To decide to come out to your family is a very  personal decision, so know when can tell you when is the right time. The right or best time to come out to your family is when you decide that a particular time is the right time.

Coming out to ones family can be really difficult because you don't know how they will respond. They could be very supportive or not so much. Because coming out to your parents can mean so many things, I would be prepared for all the possibilities.  If you  have any relatives/family friends that you trust and that will support,maybe when you decide you are ready that you invite them into the conversation with your parents. Also, it is important to have people in your corner that will support you if your parents at first do not. 

I would also encourage you to read a lot of the materials to be ready to answer their questions. They may have many many questions, so by preparing in advance you not only will be ready to answer their questions, you would have also had to clarify your own thoughts and feelings. 

In short, I would encourage you to come out to them when you are ready, find someone (maybe a family friend/relative) that you trust and who will support you if things don't go the way you like, and try to anticipate thier questions and have responses ready. 

Here are some more resources for you to help you on your journey. 
youthresource- http://www.amplifyyourvoice.org/main.cfm?actionid=globalShowStaticContent&screenKey=cmpCampaignShow&campaign=youthresource&htmlUid=11b70c19-41dc-4f4e-b090-73a326b89793&s=amplify.

Soulforce- http://www.soulforce.org/.



 
# Posted By AFY_Durryle | 4/29/10 08:19 AM | Report | Reply
hey zack i have the same problem too maybe you already know what to do cause i need help, coz im bi-guy
# Posted By laughingpigeon | 8/1/10 07:11 PM | Report | Reply
Hi @laughingpigeon!

Hope you're doing well. Just wanted to leave this message here since you've posted on a couple of blog posts across this site.

Regarding advice about your situation, I'd read through Durryle's comment above. I wanted to flag this part especially:

"I would encourage you to come out to them when you are ready, find someone (maybe a family friend/relative) that you trust and who will support you if things don't go the way you like, and try to anticipate their questions and have responses ready."

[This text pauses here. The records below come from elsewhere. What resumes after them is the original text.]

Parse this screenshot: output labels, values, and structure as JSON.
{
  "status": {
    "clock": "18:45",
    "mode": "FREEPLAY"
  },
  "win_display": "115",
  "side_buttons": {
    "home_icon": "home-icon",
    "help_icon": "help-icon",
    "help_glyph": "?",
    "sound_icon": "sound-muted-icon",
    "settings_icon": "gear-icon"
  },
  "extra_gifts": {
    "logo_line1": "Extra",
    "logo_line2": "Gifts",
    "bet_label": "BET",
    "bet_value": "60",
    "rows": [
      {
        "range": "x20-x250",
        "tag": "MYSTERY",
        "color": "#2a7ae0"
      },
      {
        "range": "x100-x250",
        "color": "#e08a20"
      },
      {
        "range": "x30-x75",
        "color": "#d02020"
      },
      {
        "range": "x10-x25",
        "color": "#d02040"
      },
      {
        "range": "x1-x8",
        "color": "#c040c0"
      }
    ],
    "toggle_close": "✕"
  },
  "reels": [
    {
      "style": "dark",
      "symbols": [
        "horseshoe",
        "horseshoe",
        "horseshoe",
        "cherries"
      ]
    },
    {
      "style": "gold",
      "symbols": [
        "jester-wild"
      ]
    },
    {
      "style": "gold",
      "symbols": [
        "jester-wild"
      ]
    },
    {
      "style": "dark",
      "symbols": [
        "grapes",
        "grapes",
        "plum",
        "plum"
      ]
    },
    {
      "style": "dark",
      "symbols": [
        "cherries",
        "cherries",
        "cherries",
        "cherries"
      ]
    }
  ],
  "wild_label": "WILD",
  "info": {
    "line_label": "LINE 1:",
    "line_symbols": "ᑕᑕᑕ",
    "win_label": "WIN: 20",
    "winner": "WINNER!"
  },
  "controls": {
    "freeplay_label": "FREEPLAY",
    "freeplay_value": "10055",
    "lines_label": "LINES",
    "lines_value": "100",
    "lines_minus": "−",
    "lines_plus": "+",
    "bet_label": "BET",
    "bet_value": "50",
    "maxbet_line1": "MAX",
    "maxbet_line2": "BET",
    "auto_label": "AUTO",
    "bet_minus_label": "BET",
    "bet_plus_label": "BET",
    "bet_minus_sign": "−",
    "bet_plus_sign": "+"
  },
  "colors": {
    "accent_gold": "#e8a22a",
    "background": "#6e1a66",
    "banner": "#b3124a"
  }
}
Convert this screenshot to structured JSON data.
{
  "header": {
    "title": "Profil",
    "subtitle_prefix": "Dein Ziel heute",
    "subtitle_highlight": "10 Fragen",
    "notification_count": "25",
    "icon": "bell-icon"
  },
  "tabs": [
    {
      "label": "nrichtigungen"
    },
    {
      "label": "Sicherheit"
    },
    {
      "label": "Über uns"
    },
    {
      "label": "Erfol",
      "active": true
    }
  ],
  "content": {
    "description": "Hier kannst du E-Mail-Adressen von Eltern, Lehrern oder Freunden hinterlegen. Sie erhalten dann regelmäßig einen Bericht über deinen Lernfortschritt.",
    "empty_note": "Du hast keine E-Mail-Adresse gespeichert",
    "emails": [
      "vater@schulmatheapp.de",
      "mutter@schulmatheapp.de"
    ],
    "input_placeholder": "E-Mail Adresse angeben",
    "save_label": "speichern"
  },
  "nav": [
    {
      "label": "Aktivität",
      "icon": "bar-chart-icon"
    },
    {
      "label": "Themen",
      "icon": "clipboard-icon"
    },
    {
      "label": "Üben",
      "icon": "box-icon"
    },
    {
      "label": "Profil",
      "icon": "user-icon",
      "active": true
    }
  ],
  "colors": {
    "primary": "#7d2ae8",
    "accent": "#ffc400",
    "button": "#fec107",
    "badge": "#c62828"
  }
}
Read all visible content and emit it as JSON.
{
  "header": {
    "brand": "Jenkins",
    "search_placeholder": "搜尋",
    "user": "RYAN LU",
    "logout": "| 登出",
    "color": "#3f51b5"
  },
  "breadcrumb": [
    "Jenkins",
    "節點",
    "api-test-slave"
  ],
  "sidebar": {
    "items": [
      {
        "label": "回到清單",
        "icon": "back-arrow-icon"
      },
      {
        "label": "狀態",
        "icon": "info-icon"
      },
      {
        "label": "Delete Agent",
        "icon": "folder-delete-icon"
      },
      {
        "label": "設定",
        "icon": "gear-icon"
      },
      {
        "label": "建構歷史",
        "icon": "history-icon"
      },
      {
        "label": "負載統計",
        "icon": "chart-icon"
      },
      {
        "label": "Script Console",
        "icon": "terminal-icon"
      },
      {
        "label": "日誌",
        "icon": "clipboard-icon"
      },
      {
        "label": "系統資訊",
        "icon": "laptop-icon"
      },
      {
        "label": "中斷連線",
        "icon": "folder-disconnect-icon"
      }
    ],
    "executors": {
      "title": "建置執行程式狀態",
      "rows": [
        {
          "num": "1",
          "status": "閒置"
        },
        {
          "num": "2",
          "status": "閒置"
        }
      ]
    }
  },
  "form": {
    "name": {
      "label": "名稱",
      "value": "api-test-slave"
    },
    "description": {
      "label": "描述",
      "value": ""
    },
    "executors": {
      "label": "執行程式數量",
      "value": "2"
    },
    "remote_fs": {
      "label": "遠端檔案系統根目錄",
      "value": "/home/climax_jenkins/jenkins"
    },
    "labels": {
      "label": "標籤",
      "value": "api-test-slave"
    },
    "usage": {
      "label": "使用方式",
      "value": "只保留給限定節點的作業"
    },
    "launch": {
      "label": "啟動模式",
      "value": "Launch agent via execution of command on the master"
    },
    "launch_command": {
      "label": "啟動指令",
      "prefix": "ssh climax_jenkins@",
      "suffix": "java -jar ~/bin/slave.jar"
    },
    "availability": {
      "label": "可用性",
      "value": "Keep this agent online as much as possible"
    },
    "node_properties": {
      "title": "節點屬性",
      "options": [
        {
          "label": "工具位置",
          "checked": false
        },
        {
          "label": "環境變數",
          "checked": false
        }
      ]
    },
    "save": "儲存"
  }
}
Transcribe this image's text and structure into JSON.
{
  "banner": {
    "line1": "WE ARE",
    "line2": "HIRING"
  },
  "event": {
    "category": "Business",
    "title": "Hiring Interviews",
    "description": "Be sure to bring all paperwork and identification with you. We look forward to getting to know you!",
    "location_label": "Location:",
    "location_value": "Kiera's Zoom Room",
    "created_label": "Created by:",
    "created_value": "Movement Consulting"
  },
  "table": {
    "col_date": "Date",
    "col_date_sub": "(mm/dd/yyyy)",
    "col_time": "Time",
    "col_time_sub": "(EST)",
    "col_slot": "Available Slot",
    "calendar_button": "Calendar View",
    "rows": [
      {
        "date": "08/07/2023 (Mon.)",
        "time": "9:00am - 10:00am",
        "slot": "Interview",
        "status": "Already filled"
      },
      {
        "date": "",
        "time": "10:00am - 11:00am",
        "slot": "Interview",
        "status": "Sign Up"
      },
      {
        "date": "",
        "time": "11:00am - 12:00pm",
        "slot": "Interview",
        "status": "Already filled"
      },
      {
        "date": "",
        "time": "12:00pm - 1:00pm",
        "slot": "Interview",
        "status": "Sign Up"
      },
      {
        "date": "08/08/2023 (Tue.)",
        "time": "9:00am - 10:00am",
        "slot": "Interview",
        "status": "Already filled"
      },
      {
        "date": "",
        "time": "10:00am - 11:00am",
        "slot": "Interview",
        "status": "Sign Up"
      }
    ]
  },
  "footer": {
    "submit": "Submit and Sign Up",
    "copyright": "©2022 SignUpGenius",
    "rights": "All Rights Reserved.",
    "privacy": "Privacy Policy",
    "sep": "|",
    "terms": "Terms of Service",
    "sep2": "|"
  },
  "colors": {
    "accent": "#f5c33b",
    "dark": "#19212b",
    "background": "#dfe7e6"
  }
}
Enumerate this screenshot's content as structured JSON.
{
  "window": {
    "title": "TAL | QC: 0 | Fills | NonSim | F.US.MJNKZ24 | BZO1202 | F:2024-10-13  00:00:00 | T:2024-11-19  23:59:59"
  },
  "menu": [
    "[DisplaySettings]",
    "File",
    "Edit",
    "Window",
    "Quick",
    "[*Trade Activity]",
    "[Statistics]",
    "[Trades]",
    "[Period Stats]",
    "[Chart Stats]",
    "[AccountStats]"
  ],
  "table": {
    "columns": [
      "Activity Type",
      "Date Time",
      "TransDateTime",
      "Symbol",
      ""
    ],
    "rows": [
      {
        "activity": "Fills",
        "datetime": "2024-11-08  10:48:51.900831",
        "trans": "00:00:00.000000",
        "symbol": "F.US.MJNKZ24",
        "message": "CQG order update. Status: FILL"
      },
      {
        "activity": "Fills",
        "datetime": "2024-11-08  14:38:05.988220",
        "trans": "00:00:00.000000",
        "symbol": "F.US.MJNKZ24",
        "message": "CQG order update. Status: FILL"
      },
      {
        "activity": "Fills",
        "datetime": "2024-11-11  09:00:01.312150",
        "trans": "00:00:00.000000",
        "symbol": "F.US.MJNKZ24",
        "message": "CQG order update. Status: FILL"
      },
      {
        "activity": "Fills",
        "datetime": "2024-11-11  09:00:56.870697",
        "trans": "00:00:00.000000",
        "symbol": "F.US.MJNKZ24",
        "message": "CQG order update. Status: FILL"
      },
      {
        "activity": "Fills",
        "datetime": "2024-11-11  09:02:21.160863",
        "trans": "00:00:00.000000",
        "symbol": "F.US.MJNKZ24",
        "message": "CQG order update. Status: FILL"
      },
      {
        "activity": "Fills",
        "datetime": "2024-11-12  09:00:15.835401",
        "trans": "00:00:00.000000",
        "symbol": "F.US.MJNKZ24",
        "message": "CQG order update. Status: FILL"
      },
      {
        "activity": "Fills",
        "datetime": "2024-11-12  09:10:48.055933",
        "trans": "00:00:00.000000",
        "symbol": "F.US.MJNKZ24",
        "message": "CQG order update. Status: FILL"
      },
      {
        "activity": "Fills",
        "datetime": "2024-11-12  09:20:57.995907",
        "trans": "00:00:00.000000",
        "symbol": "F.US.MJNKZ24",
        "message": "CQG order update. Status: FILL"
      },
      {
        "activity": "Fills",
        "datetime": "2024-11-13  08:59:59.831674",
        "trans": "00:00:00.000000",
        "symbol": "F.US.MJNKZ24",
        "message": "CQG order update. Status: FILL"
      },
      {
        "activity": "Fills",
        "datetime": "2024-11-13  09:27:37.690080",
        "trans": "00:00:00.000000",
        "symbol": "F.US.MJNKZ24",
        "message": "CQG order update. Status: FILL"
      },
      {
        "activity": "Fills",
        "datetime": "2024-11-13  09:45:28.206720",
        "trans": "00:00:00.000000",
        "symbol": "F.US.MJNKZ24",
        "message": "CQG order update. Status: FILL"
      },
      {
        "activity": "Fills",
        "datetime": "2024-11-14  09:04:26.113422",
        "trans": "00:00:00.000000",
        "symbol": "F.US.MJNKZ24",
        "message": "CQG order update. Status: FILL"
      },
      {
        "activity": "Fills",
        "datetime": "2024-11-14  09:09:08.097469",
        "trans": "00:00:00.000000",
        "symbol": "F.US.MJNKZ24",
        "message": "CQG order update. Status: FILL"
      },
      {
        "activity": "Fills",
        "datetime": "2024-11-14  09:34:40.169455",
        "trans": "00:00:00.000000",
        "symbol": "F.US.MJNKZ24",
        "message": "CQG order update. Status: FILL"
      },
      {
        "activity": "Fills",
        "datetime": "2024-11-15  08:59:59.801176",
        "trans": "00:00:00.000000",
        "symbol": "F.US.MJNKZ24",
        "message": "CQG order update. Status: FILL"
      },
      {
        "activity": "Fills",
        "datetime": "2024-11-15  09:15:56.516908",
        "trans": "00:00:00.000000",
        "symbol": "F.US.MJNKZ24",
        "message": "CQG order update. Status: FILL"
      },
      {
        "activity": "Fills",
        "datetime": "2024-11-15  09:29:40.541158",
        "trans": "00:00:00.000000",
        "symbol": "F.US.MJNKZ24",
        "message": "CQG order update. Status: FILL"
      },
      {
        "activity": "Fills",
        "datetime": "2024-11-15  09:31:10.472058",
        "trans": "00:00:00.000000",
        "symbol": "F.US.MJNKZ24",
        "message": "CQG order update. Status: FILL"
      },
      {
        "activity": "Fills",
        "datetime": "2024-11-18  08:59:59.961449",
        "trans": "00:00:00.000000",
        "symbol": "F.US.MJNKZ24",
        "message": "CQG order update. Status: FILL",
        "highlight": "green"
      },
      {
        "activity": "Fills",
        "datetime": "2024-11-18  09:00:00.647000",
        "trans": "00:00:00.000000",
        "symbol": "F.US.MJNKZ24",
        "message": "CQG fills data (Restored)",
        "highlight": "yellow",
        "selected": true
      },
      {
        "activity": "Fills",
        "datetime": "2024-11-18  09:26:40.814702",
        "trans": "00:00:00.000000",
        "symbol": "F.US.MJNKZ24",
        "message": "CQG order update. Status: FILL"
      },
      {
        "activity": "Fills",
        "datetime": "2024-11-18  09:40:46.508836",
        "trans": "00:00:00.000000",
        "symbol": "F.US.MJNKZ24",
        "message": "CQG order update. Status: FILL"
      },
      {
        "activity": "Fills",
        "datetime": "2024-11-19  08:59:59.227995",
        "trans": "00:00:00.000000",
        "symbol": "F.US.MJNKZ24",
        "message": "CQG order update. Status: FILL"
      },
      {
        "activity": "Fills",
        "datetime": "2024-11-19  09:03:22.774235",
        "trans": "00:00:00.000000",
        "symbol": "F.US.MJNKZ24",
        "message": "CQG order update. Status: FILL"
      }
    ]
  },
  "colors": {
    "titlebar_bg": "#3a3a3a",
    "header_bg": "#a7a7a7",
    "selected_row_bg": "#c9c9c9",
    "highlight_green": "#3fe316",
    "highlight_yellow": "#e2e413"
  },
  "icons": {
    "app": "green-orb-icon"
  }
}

Also see the links that Durryle included above. Take care!
# Posted By AFY_Nikki | 8/3/10 05:16 PM | Report | Reply
hey zach, just thought i'd let you know you're not the only one having trouble breaking the truth to your parents. i think telling them at a quiet, peaceful point in the day is best and remaining positive is a good place to start. i still have not come out to my parents, but i have told some of my classmates and friends that i am bisexual. when i first came out to some of my catholic friends, i was so afraid that they would abandon me, when they were actually very accepting and understanding. good luck!